Bakır, kimya yüzünden altın olmak kabiliyetinde değilse kimya, bakır yüzünden bakırlaşmaz ya!

Kötü nedir? İşi ateş gibi serkeş kişi, şeyh kimdir? Ezel denizinin ta kendisi

Ateşi dâima su ile korkuturlar. Fakat suyu hiç ateşle korkutabilirler mi?[4]

Sense iki üç adım ötesini görmezsin. Taneyi görürsün de tuzağı görmezsin.

Konak, iniş ve yürüyüş yerlerinde hiç körle gözlü bir olur mu?”[5]

Hz. Mevlânâ, Mesnevî’nin ilk hikâyesi olan “Padişah ve Câriye” nin sonlarında nefsi temizlemek hususunda hakiki mürşid-i kâmilin buyruğuna uymanın gerekliliğini belirtir.
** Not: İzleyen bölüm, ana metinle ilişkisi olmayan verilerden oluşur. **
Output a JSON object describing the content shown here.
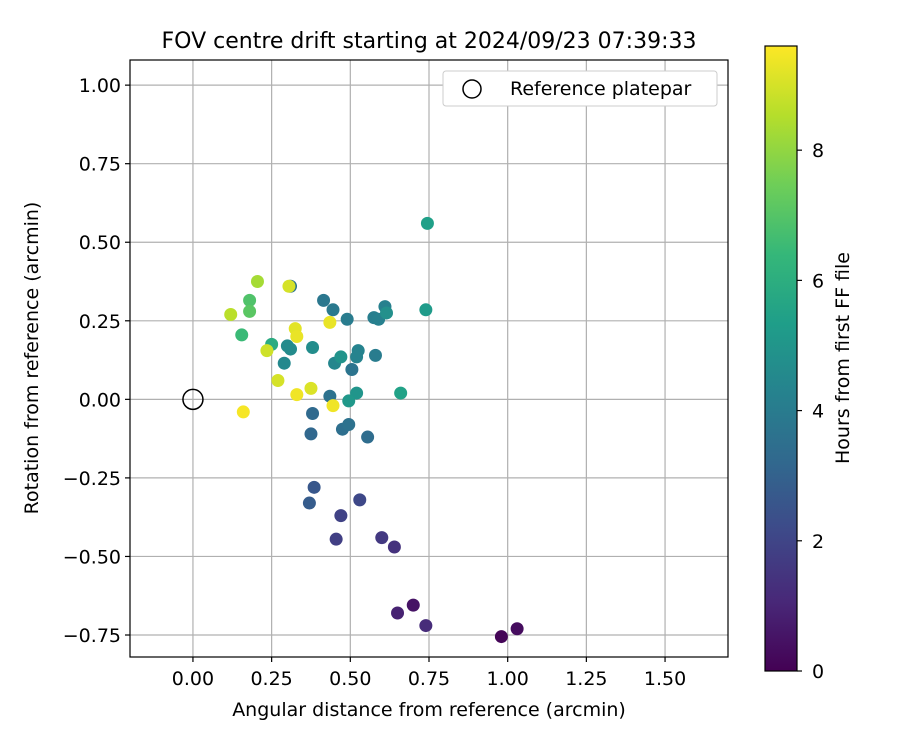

Mürşid-i kâmilin nefsin her türlü sıfatlarından uzak olduğunu ve yaptıklarının Hızır (as)’da olduğu gibi zâhiren kötü görünse bile aslında Allah’ın ilhamıyla olduğunu belirtir. Ve onun bu yaptıkları karşısında lisanen ve kalben ileri geri konuşmamak gerektiği ikazını yapar. Bu ikazı aslında Peygamber Efendimiz, Hz. Ali’ye yaptığı nasihatinde de dile getiriyor.[6]

“Ey münafıklık nedir, bilmeyen! Hızır’ın yaptığı işlere sabret ki Hızır “Haydi git, ayrılık geldi” demesin.

Gemiyi kırarsa ses çıkarma; çocuğu öldürürse saçını başını yolma.

Mademki Hak, onun eline “kendi elimdir” dedi; “Yedullahi fevka eydîhim” hükmünü verdi;

Şu hâlde Allah eli, onu öldürse de yine diriltir. Hattâ diriltmek nedir ki? Ona ebedî hayat verir.[7]

Mürşid-i kâmiller, nefsin zehrine karşı birer panzehirdirler. Onlar nefsin bütün sihirlerini etkisiz kılma kuvvetine sahip kişilerdir.[8]

“Fakat bu sihirlerin hüküm sürdüğü âlemde öyle sihirbazlar da vardır ki sihirlerin hükmünü gideriverirler.[9]

Tiryak, sana “ Gel, beni kendine siper et… ben, sana zehirden daha yakınım.

Onun sözü sihirdir, seni yıkar harap eder… benim sözümde sihir ama onun sihrini defeder” der!”[10]

Hz. Mevlânâ’nın anlatmış olduğu deve ile katırın arkadaşlığında deve, basiret ve ahlak sahibi rûhâni kişidir. Yoluna hiç sürçmeden devam eder ve kendisinin vasıflarını şöyle belirtir:[11]

Benim başım yüce, iki gözüm yüceleri görüyor… yüce görüş sahibini zarardan korur.

Ben dağın başındayken dağın eteğini görürüm… her çukuru, her düzü kat, kat görürüm.

Yirmi yıl sonra neler olacak o iyi huylu bütün bunları bilir.

Hattâ o takva sahibi yalnız kendi halini görmez… batıdakilerin halini de görür, doğudakilerin halini de![12]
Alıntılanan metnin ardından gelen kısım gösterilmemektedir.